Schopenhauer's view of sight as the only truly objective senses is controversial, as it threatens to disturb Schopenhauer's hierarchy of the senses and seems to underestimate the sense of hearing. Additionally, there is an unprecedented privilege attached to the transcendental form of space.

In Fourfold Root, Schopenhauer states that perceptions of sight ultimately refer to touch, and sight can be regarded as an imperfect touch extending to a distance and using rays of light as long feelers. This raises questions about the nature of pure knowledge and the role of the senses in our experiences.

Schopenhauer posits that visual perception occurs unconsciously and is accompanied by two systematic forms of "deceit": the illusion of immediacy (time) and the illusion of the sensation itself giving us the objects directly. The illusion of immediacy is strongest in visual perception and is also the most deceitful.

Schopenhauer's theory of perception and cognition raises questions about the nature of pure knowledge and the role of the senses in our experiences. While he acknowledges the potential benefits of seeing and touch, he also acknowledges the challenges and paradoxes associated with these concepts.

Schopenhauer's theory of perception and cognition posits that the intellect, a physiologically linked to the brain, is an instrument of the will. He believes that empirical cognition is driven by human needs, interests, and affects, and that the intellect can be disturbed by the will. In aesthetic consciousness, the "real self" appears to have vanished and is replaced by a "better" or "higher" consciousness, which turns away from the will and considers things as non-related to it. Schopenhauer distances himself from the Western tradition's belief that intellect and reason are the most perfect hallmark of humanity. Instead, he believes that cognition that is not in service of the will remains possible, known as aesthetic cognition. This state of awareness occurs when we perceive external objects and become empirically aware of the world. Schopenhauer's aesthetic experience is characterized by a state of extraordinary tranquility, where individual striving, suffering, desiring, and worrying no longer occur. This heightened, "objective" state of consciousness discards the embodied, willing self and frees us from the pressures and torments of will.

Aesthetic perception, according to Schopenhauer, is a state of awareness that transcends personal desires and offers freedom from the constant striving and suffering. It is not just a heightened state of awareness but also a superior form of cognition, as ordinary empirical cognition is guided by personal needs, affects, and interests. Schopenhauer believes that aesthetic perception is a sign of "the gift of genius" to attain and maintain a pure state of dispassionate, "pure perception" and cognition.

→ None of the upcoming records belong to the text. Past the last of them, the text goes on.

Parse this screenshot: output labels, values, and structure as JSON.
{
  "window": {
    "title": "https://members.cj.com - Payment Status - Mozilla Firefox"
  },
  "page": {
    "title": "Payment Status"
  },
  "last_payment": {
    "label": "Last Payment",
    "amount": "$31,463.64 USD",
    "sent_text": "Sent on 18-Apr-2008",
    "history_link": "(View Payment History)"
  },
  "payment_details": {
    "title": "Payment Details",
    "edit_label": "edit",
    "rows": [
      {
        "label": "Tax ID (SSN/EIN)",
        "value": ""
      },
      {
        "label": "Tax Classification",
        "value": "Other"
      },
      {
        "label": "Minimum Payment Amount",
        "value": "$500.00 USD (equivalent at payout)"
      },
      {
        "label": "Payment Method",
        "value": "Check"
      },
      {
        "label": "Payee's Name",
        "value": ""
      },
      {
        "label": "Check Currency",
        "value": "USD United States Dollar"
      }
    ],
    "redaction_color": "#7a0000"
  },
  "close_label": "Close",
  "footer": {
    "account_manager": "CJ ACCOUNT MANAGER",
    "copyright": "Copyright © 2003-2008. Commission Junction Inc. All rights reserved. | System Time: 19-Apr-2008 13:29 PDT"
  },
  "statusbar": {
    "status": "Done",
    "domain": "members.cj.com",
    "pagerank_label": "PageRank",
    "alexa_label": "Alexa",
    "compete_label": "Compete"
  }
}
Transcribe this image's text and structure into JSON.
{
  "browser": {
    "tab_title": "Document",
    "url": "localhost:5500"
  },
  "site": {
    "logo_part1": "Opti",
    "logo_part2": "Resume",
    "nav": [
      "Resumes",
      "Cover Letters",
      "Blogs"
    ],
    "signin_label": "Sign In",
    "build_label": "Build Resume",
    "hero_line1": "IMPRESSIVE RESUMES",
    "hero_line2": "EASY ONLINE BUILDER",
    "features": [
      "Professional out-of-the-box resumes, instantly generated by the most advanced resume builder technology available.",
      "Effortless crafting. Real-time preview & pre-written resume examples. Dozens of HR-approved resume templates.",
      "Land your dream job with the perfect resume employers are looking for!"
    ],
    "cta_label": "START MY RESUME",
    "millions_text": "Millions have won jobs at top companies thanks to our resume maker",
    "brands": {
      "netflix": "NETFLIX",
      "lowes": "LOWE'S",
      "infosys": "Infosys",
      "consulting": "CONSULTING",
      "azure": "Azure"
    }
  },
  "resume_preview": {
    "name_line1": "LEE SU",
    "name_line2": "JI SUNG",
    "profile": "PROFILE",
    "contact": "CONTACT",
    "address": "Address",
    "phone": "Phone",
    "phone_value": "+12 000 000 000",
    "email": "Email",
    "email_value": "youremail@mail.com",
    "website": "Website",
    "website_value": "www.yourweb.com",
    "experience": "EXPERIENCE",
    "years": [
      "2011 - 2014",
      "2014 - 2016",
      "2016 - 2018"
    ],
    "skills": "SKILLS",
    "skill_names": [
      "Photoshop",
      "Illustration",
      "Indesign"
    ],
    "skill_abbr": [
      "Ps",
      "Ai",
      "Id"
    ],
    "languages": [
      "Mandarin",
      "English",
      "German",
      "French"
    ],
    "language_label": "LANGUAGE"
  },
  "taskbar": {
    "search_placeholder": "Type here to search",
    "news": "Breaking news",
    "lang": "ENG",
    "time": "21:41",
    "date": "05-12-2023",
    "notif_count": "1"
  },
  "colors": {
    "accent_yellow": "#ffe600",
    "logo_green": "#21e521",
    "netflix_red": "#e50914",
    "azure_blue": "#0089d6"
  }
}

Aesthetic, will-less perception, which Schopenhauer identifies with Spinoza's notion of knowledge "sub aeternitatis specie," offers insight into the timeless kernel of things, the universal essences of the perceived objects, beyond mere appearance. These eternal essences are called the (Platonic) Ideas, the "eternal forms" behind the mere appearances of common empirical cognition.

Schopenhauer's aesthetics theory differs from Kant's view that aesthetic judgment cannot be based on certain concepts. He argues that the forms of space and time, and the understanding or intellect, ground and construct the world as representation, characterized by plurality. However, his metaphysical view of the thing-in-self is enmeshed in his claims, and his semi-Platonic account of the Ideas is more Platonic than Kantian.

Schopenhauer's accounts of ordinary and aesthetic perception offer a critical supplement to empiricist and Kantian theories of cognition and perception. He suggests that the intellect is driven by human willing, and that aesthetic perception allows the cerebral system to operate detached from the will. This will-less aesthetic cognition is pleasurable, offering relief from suffering and generating deeper insight into the timeless universals behind the mere appearances of things.